Gardeners live in the future. The results of our efforts are sometimes weeks and months and years ahead. It must be the joy of the process that sustains us in the meantime and the promise of possibility.
When you tend a garden like Stonecrop, that process is multiplied and intensified. Barbara Scoma has been “doing bulbs” at the 15-acre nonprofit garden on Route 301 in Philipstown for 22 years. She orders the bulbs, reseeds them, bags them up, gets them ready and helps with planting.
The scope of the task has shifted. Years ago, when the garden was being established, Scoma would have ordered 45,000 bulbs for a season; today it is closer to 22,000. For scope, I will be planting a few dozen in my yard.
Here, Scoma shares some bulb basics.
Is there a system for knowing how deep to plant a bulb?
It depends on the bulb and soil, but it’s usually double or triple the length. Follow the instructions on the package for best results.
Will it grow if it’s put into the hole with the root facing up?
With small bulbs and tubers, it may be hard to tell where the roots are. Some will eventually still grow out, but something like an allium won’t.
What are some of the best ways to plant bulbs? I’ve tried specialty tools and didn’t think they worked. But maybe I’m using them wrong.
It depends on the soil. The flower gardens are lovely because the soil is like butter and in the gravel garden we use a trowel or knife. For small-bulb planting in a large grouping, we scalp the lawn and make a lid. Dig, place the bulbs, replace the soil and tamp it down. In a bed, place the bulbs out and dig them in with a trowel. We don’t use an augur.
What is the difference between hardy and tender bulbs?
Hardy bulbs can stay in the ground and come up the next year. They include narcissus, tulips and small bulbs like crocus. You have to dig up tender bulbs such as clivia, colocasia and mirabilis in the fall before they freeze. Store them over the winter and plant again in spring.
Are there ways to deter wildlife from taking your bulbs?

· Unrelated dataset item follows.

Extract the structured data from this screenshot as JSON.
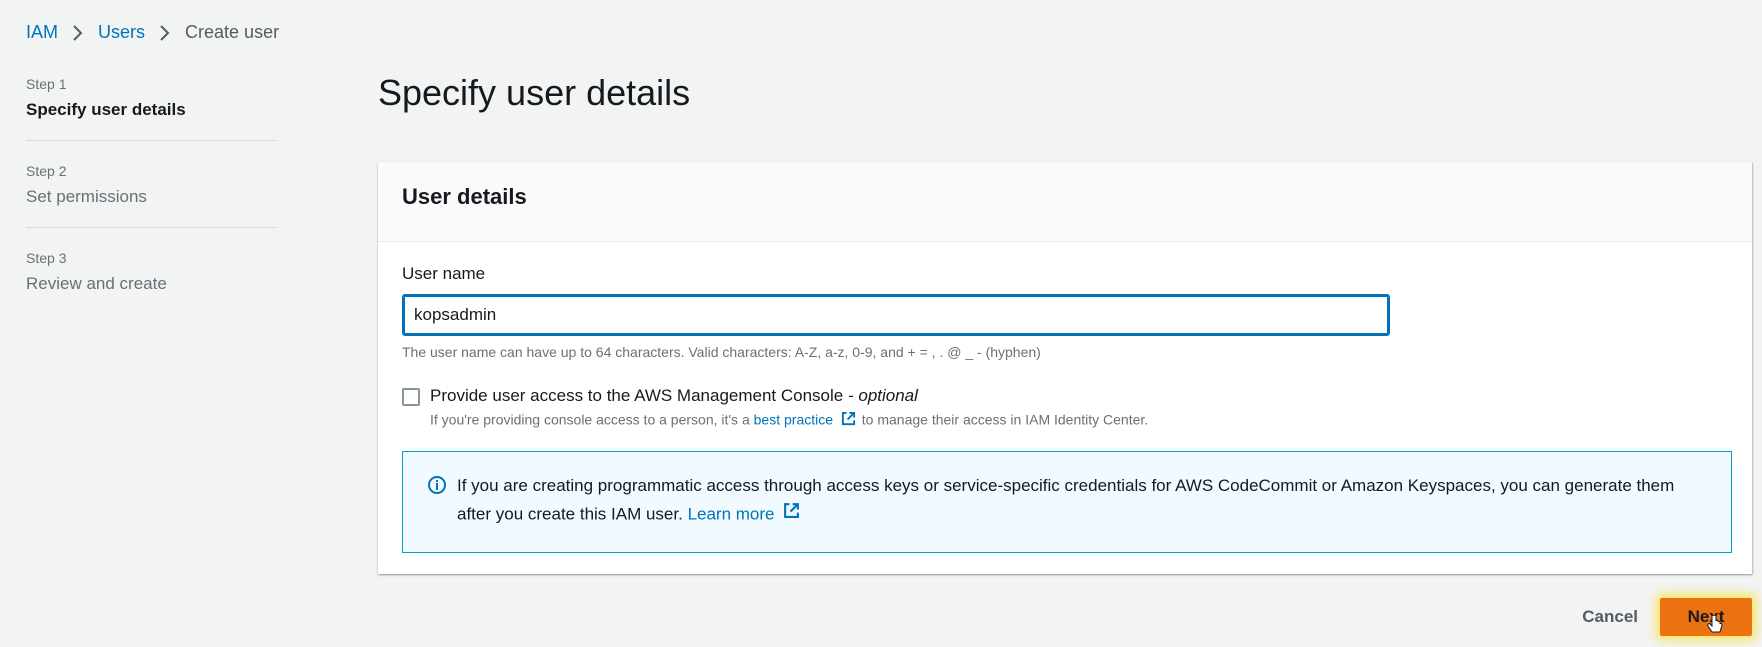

We don’t do anything in particular to keep them out. We wait for temperatures to be cool enough, but it’s getting more difficult because we don’t have deep winters like we did in the past. If we find things get shifted, we blame it on chipmunks and squirrels. There are bulb cages that look like a suet basket available to protect them. Tulips are frustrating because the deer love them.
Why should you leave the foliage after the plants bloom?
Photosynthesis happens. The plants need that to build the food storage to come back next year. We deadhead daffodils, for example, and leave them for another six weeks.
What is curing and how do you store bulbs?
For example, we take dahlias and cannas in for the winter. We dig them up and clean the bulbs. Then we leave them in a fairly dry medium in a plastic pot. They are stored stacked on top of each other in cubbies covered in burlap to keep the light out in a cool environment. They overwinter well. A garage or basement could work. You want them cool but not frozen.
What are some favorite bulbs at Stonecrop?
We plant bulbs by color in the flower garden. There are narcissus in the lawn by type of bulb planted in clumps. They are sold as a blend. You get a group of bulbs that are a variety of heights and bloom times. There are native bulbs in the car park, including camassia and erythronium (trout lily) and some daffodils. In the flower garden, we have a little bit of everything, including muscari and daffodils and summer blooming bulbs, including dahlias and canna lilies.
Any other key points?
Plant 100 to 200 to make a big sweep. Record and map what you planted and be precise so you don’t forget. Take photos, too. Keep adding bulbs every year because they won’t last forever.